For the history portion of the program, we were asked to read The Ghosts of Berlin by Brian Ladd and make comparisons between the book and memorials we saw during the trip. The book goes through Germany's history examining the conflicts that they are faced with to whether they should or should not keep the memorials that exist.
The one that I found the most interesting was the Berlin Wall. The Wall was in existence between August of 1961 and November of 1989 separating West Berlin from East Berlin. Although a major part of Berlin's history, the people wanted no remembrance of it, and so they began tearing it down piece by piece. Soon the Wall became a commodity as people were selling off pieces to make money, but eventually the demand would run out. Berlin struggled with the decision whether or not to tear the rest of the Wall down fully for years. I believe that they did a pretty good job of memorializing it by keeping a few sections of the Wall intact, opening the Checkpoint Charlie museum, and of coarse the Berlin Wall Memorial which consists of an outdoor exhibition in the former border strip, a documentation center, and Chapel of Reconciliation where daily prayer services for the victims of the Wall are held. Even though "the overwhelming desire was to be rid of the hated obstruction", I feel they made the right decision in memorializing it to show people that "in Berlin, Germany's wounds still lie open everywhere."

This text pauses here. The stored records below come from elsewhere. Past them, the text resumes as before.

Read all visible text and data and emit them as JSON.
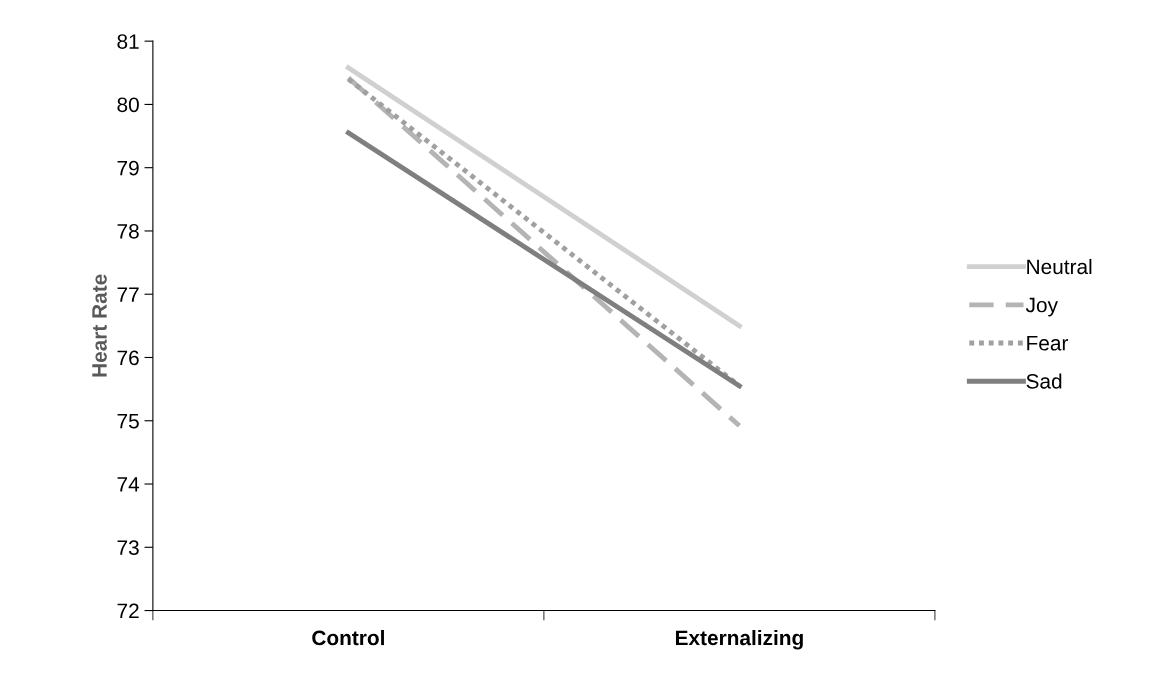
{
  "chart_data": {
    "type": "line",
    "ylabel": "Heart Rate",
    "categories": [
      "Control",
      "Externalizing"
    ],
    "series": [
      {
        "name": "Neutral",
        "color": "#d0d0d0",
        "line_style": "solid",
        "values": [
          80.58,
          76.5
        ]
      },
      {
        "name": "Joy",
        "color": "#b4b4b4",
        "line_style": "dashed",
        "values": [
          80.42,
          74.92
        ]
      },
      {
        "name": "Fear",
        "color": "#a0a0a0",
        "line_style": "dotted",
        "values": [
          80.4,
          75.55
        ]
      },
      {
        "name": "Sad",
        "color": "#7f7f7f",
        "line_style": "solid",
        "values": [
          79.55,
          75.55
        ]
      }
    ],
    "ylim": [
      72,
      81
    ],
    "yticks": [
      72,
      73,
      74,
      75,
      76,
      77,
      78,
      79,
      80,
      81
    ],
    "grid": false,
    "legend": "right",
    "marker": "none"
  }
}
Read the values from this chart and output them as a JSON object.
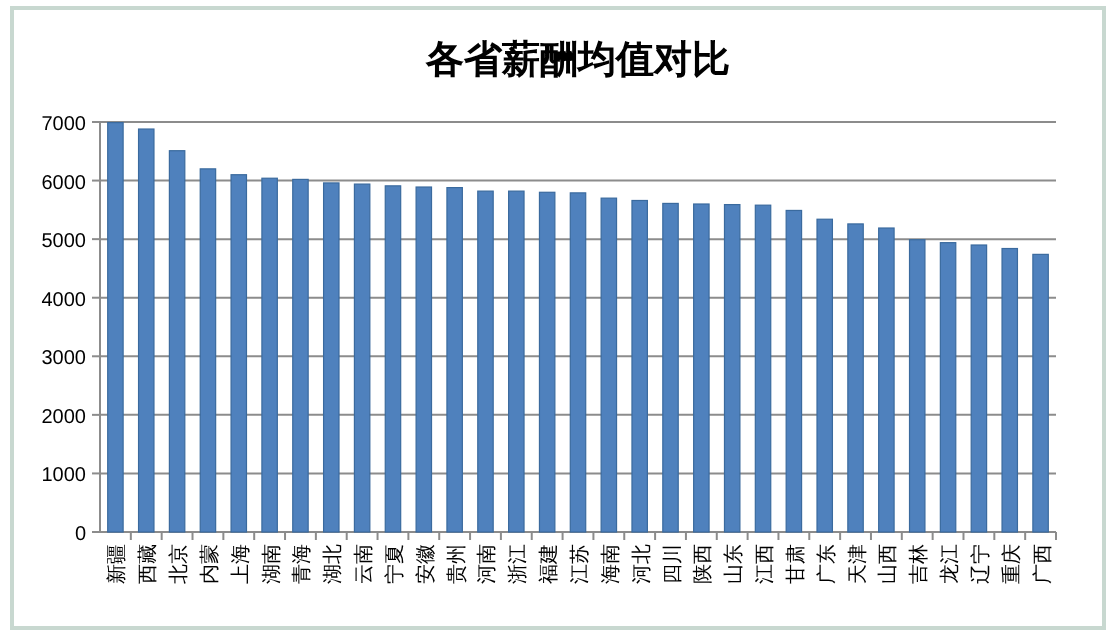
{
  "chart_data": {
    "type": "bar",
    "title": "各省薪酬均值对比",
    "categories": [
      "新疆",
      "西藏",
      "北京",
      "内蒙",
      "上海",
      "湖南",
      "青海",
      "湖北",
      "云南",
      "宁夏",
      "安徽",
      "贵州",
      "河南",
      "浙江",
      "福建",
      "江苏",
      "海南",
      "河北",
      "四川",
      "陕西",
      "山东",
      "江西",
      "甘肃",
      "广东",
      "天津",
      "山西",
      "吉林",
      "龙江",
      "辽宁",
      "重庆",
      "广西"
    ],
    "values": [
      6990,
      6880,
      6510,
      6200,
      6100,
      6040,
      6020,
      5960,
      5940,
      5910,
      5890,
      5880,
      5820,
      5820,
      5800,
      5790,
      5700,
      5660,
      5610,
      5600,
      5590,
      5580,
      5490,
      5340,
      5260,
      5190,
      4990,
      4940,
      4900,
      4840,
      4740
    ],
    "color": "#4f81bd",
    "ylim": [
      0,
      7000
    ],
    "yticks": [
      0,
      1000,
      2000,
      3000,
      4000,
      5000,
      6000,
      7000
    ],
    "grid": "y"
  }
}
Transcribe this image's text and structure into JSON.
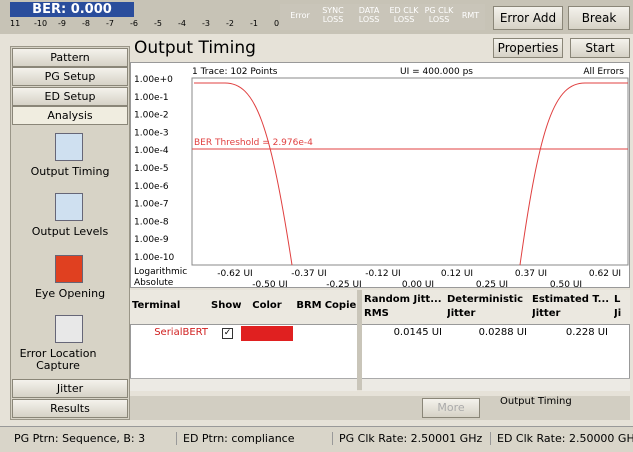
{
  "ber": {
    "label": "BER: 0.000",
    "scale": [
      "11",
      "-10",
      "-9",
      "-8",
      "-7",
      "-6",
      "-5",
      "-4",
      "-3",
      "-2",
      "-1",
      "0"
    ]
  },
  "indicators": [
    "Error",
    "SYNC LOSS",
    "DATA LOSS",
    "ED CLK LOSS",
    "PG CLK LOSS",
    "RMT"
  ],
  "buttons": {
    "error_add": "Error Add",
    "break": "Break",
    "properties": "Properties",
    "start": "Start",
    "more": "More"
  },
  "title": "Output Timing",
  "sidebar": {
    "top": [
      "Pattern",
      "PG Setup",
      "ED Setup",
      "Analysis"
    ],
    "tools": [
      "Output Timing",
      "Output Levels",
      "Eye Opening",
      "Error Location Capture"
    ],
    "bottom": [
      "Jitter",
      "Results"
    ]
  },
  "plot": {
    "info": "1 Trace: 102 Points",
    "ui": "UI = 400.000 ps",
    "mode": "All Errors",
    "y_labels": [
      "1.00e+0",
      "1.00e-1",
      "1.00e-2",
      "1.00e-3",
      "1.00e-4",
      "1.00e-5",
      "1.00e-6",
      "1.00e-7",
      "1.00e-8",
      "1.00e-9",
      "1.00e-10"
    ],
    "y_scale": [
      "Logarithmic",
      "Absolute"
    ],
    "x_labels_upper": [
      "-0.62 UI",
      "-0.37 UI",
      "-0.12 UI",
      "0.12 UI",
      "0.37 UI",
      "0.62 UI"
    ],
    "x_labels_lower": [
      "-0.50 UI",
      "-0.25 UI",
      "0.00 UI",
      "0.25 UI",
      "0.50 UI"
    ],
    "threshold": "BER Threshold = 2.976e-4"
  },
  "table": {
    "left_headers": [
      "Terminal",
      "Show",
      "Color",
      "BRM",
      "Copie"
    ],
    "right_headers": [
      "Random Jitt...\nRMS",
      "Deterministic\nJitter",
      "Estimated T...\nJitter",
      "L\nJi"
    ],
    "left_row": [
      "SerialBERT"
    ],
    "right_row": [
      "0.0145 UI",
      "0.0288 UI",
      "0.228 UI"
    ]
  },
  "results_label": "Output Timing",
  "status": [
    "PG Ptrn: Sequence, B: 3",
    "ED Ptrn: compliance",
    "PG Clk Rate: 2.50001 GHz",
    "ED Clk Rate: 2.50000 GHz"
  ]
}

The second memorial that I found interesting was the Soviet War Memorial at Treptow Park. This memorial symbolizes five thousand of the eighty thousand soldiers of the Red Army who fell in the Battle of Berlin in 1945. The Soviets defeated the Nazi regime and occupied East Berlin for many years under the name the German Democratic Republic (GDR). All of the GDR's monuments "were in the minds of Berliners not just a political statement but also a neighborhood icon, a repository of memories, or a vital piece of urban architecture." Postwar West Germany had "buried and denied its Nazi past", a mistake that would be repeated if all of the GDR's monuments were wiped away. So I felt that it was wise for them to keep the Soviet War Memorial. Here, visitors pass through an expansive landscape of granite memorial sculptures until they reach a 38 foot tall statue of a soldier holding a sword in one hand, a child in the other, and stepping on a swastika, "a grand expression of heroism and triumph." It is regarded as the best and main Soviet memorial in existence in Germany.
Throughout the book, we learn that Germany struggles with the decisions whether to keep and build these memorials of their hated past. Most citizens would much rather tear them all down and sweep everything under the rug. I was glad to see they decided to keep these memorials because, good or bad, it is part of their past and identity.